Что-то грустно мне

Владимир Степанищев
     Что-то грустно мне…
Я прожил не очень и длинную, но жизнь насыщенную настолько, что и иному древнему старику не приснилось бы. Один наш русский физик называл это плотностью времени. Ну, перекладывая на обыденное, это когда в один короткий промежуток могут быть спрессованы огромного содержания события. Почему грустно? Да потому, что чем больше ты пережил в жизни, тем более тебе не по себе, ибо сухой остаток – раскаяние. Ну вот загляните себе в душу. Нет, не как перед золотопарчовым батюшкой на воскресном фарисействе под названием исповедь, а именно честно. Много там есть, чем можно было бы гордиться? Я, конечно, не берусь судить за всех, но, мне кажется, ни у кого не много. Зато у всякого полно такого… Чертова плотность времени. Чем плотнее, насыщеннее ты живешь, тем паршивее тебе в конце. Хотя, пока живешь, все очень даже и весело. Совесть, надобно сказать, и есть самая паршивая божья выдумка.


     Она дернула меня за рукав так тихо, что не будь я нервным от похмелья, и не почувствовал бы. Я оглянулся. На меня смотрели тоскливые, как у побитой собаки, глаза.

- Дайте, сколько не жалко, - почти шепотом сказала она.

     Женский алкоголизм – штука ужасная. В том смысле, что не лечится. Кроме глубоких, переполненных тоскою синих глаз, все остальное в ней, кожа, одежда, дыхание, все было отвратительно. Но то, что женщина обратилась на вы, меня зацепило. А, может, виною тому были эти глаза?..

- Больно? – сочувственно, хоть и не люблю пьющих женщин (а кто их любит), спросил я.
- Больно,  - так же тихо отвечала она.
- А имя?
- Оля…
- Ты, Оля, постой здесь. Я денег-то не дам, но поделюсь. Не в обиде?

     Я и вправду был с большого бодуна. Другой бы случай – и послал бы такую к чертям, но что-то было в тех глазах…

- До обид ли, - загорелись огнем ее глаза.

     Магазин работал с семи, и уж до восьми делал половину дневной выручки на таких, как я. Я заказал ноль-семь и, против обыкновения, два пластиковых стакана, потом вдруг передумал.

- Дай-ка мне, Любань, лучше вот…, ну вот хоть этой корейки, что ли…
- Она здесь, Вова, уж месяц лежит, - отозвалась добрая Люба. Возьми лучше «любительской». Вчера привезли. И хлеб теплый еще.
- Как скажешь, красавица, - с благодарностью отвечал я.
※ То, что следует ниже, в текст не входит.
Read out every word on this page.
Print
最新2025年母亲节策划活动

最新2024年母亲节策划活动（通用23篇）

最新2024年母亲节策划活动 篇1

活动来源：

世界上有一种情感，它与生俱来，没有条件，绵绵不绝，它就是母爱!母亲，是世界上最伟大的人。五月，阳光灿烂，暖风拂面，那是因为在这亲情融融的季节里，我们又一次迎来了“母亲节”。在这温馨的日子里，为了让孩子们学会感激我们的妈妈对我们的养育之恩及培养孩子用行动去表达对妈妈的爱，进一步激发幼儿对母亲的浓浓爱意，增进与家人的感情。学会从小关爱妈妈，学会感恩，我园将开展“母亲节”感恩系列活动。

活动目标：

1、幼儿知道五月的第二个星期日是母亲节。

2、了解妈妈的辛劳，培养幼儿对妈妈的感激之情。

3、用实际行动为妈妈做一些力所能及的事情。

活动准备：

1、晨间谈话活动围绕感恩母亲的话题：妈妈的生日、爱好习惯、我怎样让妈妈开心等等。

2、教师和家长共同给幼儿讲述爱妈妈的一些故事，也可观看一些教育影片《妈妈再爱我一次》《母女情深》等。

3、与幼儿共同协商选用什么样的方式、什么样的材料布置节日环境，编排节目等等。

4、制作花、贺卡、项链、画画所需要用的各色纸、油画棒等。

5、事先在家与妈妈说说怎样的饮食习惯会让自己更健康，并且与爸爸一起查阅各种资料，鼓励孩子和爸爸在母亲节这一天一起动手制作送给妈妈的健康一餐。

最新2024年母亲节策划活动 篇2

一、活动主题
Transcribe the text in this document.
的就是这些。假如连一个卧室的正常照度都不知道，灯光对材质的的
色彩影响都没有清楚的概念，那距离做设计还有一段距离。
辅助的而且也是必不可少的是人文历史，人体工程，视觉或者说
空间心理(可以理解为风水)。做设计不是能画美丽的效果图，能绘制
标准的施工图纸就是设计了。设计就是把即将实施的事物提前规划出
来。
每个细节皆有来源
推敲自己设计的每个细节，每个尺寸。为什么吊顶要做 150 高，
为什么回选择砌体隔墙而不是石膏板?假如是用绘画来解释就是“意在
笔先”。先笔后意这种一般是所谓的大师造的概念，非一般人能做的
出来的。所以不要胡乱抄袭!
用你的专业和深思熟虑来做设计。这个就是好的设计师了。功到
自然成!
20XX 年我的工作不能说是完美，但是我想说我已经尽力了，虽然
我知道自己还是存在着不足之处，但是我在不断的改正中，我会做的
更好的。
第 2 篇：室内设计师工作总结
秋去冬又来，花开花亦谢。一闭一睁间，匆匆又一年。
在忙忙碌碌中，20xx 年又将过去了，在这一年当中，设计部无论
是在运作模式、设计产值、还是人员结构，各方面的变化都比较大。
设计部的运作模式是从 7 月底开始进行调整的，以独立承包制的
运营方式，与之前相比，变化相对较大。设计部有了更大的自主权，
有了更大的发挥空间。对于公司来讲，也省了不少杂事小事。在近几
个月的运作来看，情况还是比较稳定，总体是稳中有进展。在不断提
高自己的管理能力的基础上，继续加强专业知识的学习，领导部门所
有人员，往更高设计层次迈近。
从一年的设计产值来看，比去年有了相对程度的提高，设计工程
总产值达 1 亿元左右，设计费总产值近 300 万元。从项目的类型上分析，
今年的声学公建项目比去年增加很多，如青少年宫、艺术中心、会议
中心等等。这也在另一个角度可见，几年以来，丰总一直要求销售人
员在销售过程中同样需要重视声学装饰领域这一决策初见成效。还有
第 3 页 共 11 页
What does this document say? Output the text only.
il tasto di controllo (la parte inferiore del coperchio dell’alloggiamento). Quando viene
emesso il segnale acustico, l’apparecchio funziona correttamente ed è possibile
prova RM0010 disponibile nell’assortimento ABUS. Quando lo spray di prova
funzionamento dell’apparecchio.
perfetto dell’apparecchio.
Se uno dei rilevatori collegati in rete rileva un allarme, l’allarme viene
     Это здорово, когда ты постоянный клиент. Тебя, конечно не из любви к тебе, а, просто, чтобы не потерять, уже не обманывают. Почему я отказался от стаканов? Сам не знаю. Что-то было в той женщине, что мне это запретило. В смысле… Я решил не пить с ней на улице, а пригласить домой.

     Дом холостяка выглядит ровно так, как и лицо пьющей женщины. То есть, отвратительно. Картины мои, которые когда-то я (а было, что и не только я) считал гениальными, какие висели, какие стояли прислоненными к стене или просто валялись, хоть как-то скрашивали в песке и пыли интерьер. Не то, чтобы я был неопрятным. Просто, когда не для кого, наступает момент, что уж и не интересно прибираться. Проституткам, к услугам коих я, время от времени, обращался, было плевать на эти тонкости, ну а мне и подавно. М-да. Проституция – великая, но и вредная вещь. Она развращает не развратом вовсе своим, а тем, что перестаешь следить за собой. У настоящей женщины всегда есть к тебе претензии, и это тебя струнит, у ненастоящей нет к тебе претензий. Нет, понятно, и любви… Но ты ведь и не платил за любовь. Любовь стоит вовсе иных денег…Да и денег ли?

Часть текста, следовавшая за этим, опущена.